Pausing State Lifetime Limits During Pandemic Is Reasonable. The Legislature and administration currently are considering various options (such as the proposed Golden State Stimulus) for providing extraordinary assistance to low‑income Californians during the current pandemic. As CalWORKs already provides important assistance to some of California’s lowest‑income families, taking steps (such as temporarily suspending the state’s 48‑month lifetime limit on aid to adults) to ensure the program continues to reach as many of these families as possible is prudent.

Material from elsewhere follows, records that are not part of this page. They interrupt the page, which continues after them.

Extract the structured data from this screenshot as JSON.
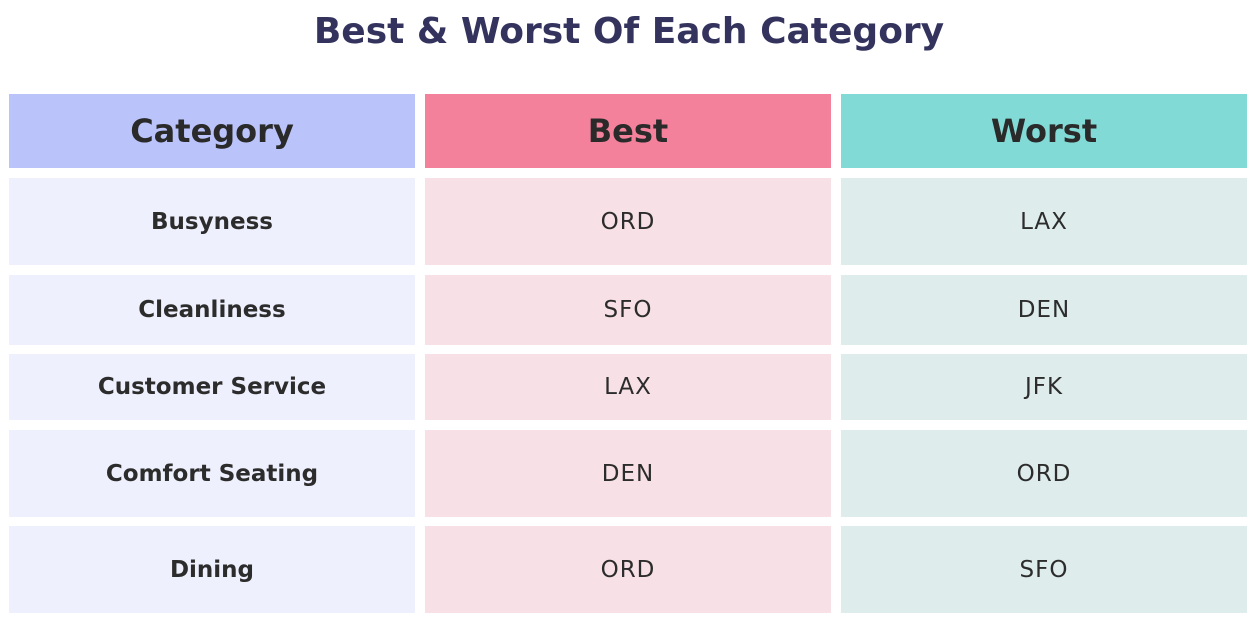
{
  "chart_data": {
    "type": "table",
    "title": "Best & Worst Of Each Category",
    "columns": [
      "Category",
      "Best",
      "Worst"
    ],
    "rows": [
      [
        "Busyness",
        "ORD",
        "LAX"
      ],
      [
        "Cleanliness",
        "SFO",
        "DEN"
      ],
      [
        "Customer Service",
        "LAX",
        "JFK"
      ],
      [
        "Comfort Seating",
        "DEN",
        "ORD"
      ],
      [
        "Dining",
        "ORD",
        "SFO"
      ]
    ]
  },
  "colors": {
    "title": "#33335e",
    "category_header": "#bac4fa",
    "best_header": "#f4819c",
    "worst_header": "#82dad6",
    "category_cell": "#eef0fd",
    "best_cell": "#f7e1e6",
    "worst_cell": "#deecec"
  }
}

Consider Additional Strategies for Preventing Caseload Declines and Increasing CalWORKs Enrollment. In addition to the Governor’s proposal to suspend temporarily the state’s lifetime limits on aid, the Legislature may wish to consider other options for ensuring CalWORKs continues to reach low‑income Californians during the current pandemic. In particular, we are concerned by the precipitous caseload declines in a time of significant economic strain. We understand that DSS currently is working to better understand and validate the recent trends in CalWORKs caseload applications, denials, and exits. This analysis could inform additional steps that could ensure CalWORKs reaches eligible families. For example, if the increased exit rate is due to participants struggling to comply with the administrative requirements for redeterminations, the Legislature may wish to consider suspending the redetermination requirement through the duration of the public health emergency (federal law has already extended a similar moratorium on Medi‑Cal redeterminations through the spring). Another potential response may be to provide outreach to families who became disenrolled in the program since spring and offer them assistance in re‑enrolling in the program, or to provide additional statewide outreach (similar to efforts provided to programs such as the California Earned Income Tax Credit). To determine what steps would be most effective, we recommend the Legislature request DSS to report at budget hearings on their findings.